Quindi Del Noce ha perso con Celentano, ma ha vinto con te...
«Non so, non mi importa!».
Oggi non torneresti su Raiuno?
«Non si torna sul luogo del delitto, soprattutto quando lo hai commesso...».
Toglimi una curiosità: ho l’impressione che tu prepari domande intelligenti per certi ospiti e domande "standard" per altri...
«Per ottenere un risultato, o meglio un certo effetto, bisogna essere preparati, conoscere il più possibile l’ospite e metterlo a proprio agio. Guai ad aggredirlo. Io faccio conversazione e mi piace sprecare il tempo. Che so, parlare con Susanna Tamaro non di libri, ma di insetti e con Depardieu non di cinema, ma di cucina».
Sei soddisfatto quindi della tua finta meteorologia?
«Ho avuto la fortuna di fare, professionalmente, quasi tutte le esperienze. A me interessa la libertà creativa. Oggi sto sperimentando la mia capacità di comunicare al pubblico notizie e simpatia. Insomma, sto studiando a fondo l’essenza del talk show».
Quando te ne sei andato dalla Rai avevi lasciato all’azienda l’incarico di farti una proposta economica. Non è arrivata e tu, con un Sms, hai comunicato al presidente Zaccaria che te ne andavi...
«E lui mi ha risposto con un freddo comunicato Ansa, dove neanche era adombrato il tentativo di trattenermi. Così sono stato l’unico a essere andato via dalla Rai volontariamente, senza essere cacciato a giochi fatti, visto che ero nella lista dei cattivi dell’allora ministro delle telecomunicazioni Gasparri».
Per amor di cronaca anche Dario Fo e Franca Rame, nel 1962, quando tu avevi due anni, lasciarono Canzonissima, che conducevano, per incompatibilità con la Rai...
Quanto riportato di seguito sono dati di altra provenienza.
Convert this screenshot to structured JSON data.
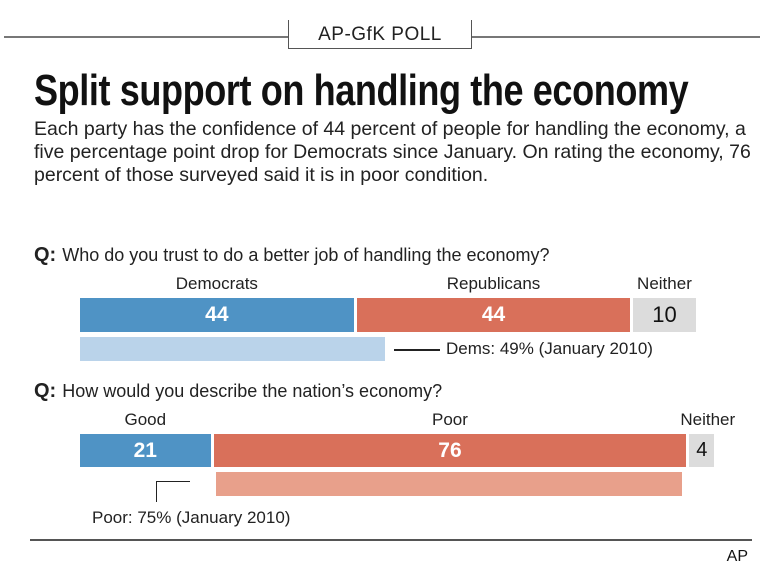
{
  "kicker": "AP-GfK POLL",
  "title": "Split support on handling the economy",
  "dek": "Each party has the confidence of 44 percent of people for handling the economy, a five percentage point drop for Democrats since January. On rating the economy, 76 percent of those surveyed said it is in poor condition.",
  "credit": "AP",
  "colors": {
    "blue": "#4f93c5",
    "red": "#d9705a",
    "gray": "#dcdcdc",
    "light_blue": "#bad3ea",
    "light_red": "#e8a08b"
  },
  "chart_data": [
    {
      "type": "bar",
      "orientation": "horizontal-stacked",
      "q_prefix": "Q:",
      "question": "Who do you trust to do a better job of handling the economy?",
      "categories": [
        "Democrats",
        "Republicans",
        "Neither"
      ],
      "values": [
        44,
        44,
        10
      ],
      "comparison": {
        "category": "Democrats",
        "value": 49,
        "label": "Dems: 49% (January 2010)"
      }
    },
    {
      "type": "bar",
      "orientation": "horizontal-stacked",
      "q_prefix": "Q:",
      "question": "How would you describe the nation’s economy?",
      "categories": [
        "Good",
        "Poor",
        "Neither"
      ],
      "values": [
        21,
        76,
        4
      ],
      "comparison": {
        "category": "Poor",
        "value": 75,
        "label": "Poor: 75% (January 2010)"
      }
    }
  ]
}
«Allora mi trovo in buona compagnia».
Nel 2001, quando sei passato a La 7, mi avevi detto: «Ho trentasei anni, mi sono tolto la soddisfazione di ottenere risultati eclatanti, ora vado a cercarmi un piccolo spazio, un 3 per cento di share, ho voglia di libertà, un contratto di ferro: se ci saranno problemi mi liquideranno i tre anni per i quali mi sono impegnato e me ne starò fermo un anno o due e andrò via con mia moglie Gioia. È da tanto che vogliamo un figlio. Mi piacerebbe guardarmi allo specchio nel ruolo di papà».
Adesso, cinque anni dopo, Fabio e Gioia hanno realizzato i loro desideri: lui lavora da uomo libero, dice quello che pensa e pensa quello che dice e, sette mesi fa, è nato Michele, senza clamori, senza annunci alla stampa.
«E io ogni giorno non vedo l’ora di tornare a casa in tempo per partecipare al rito del bagnetto».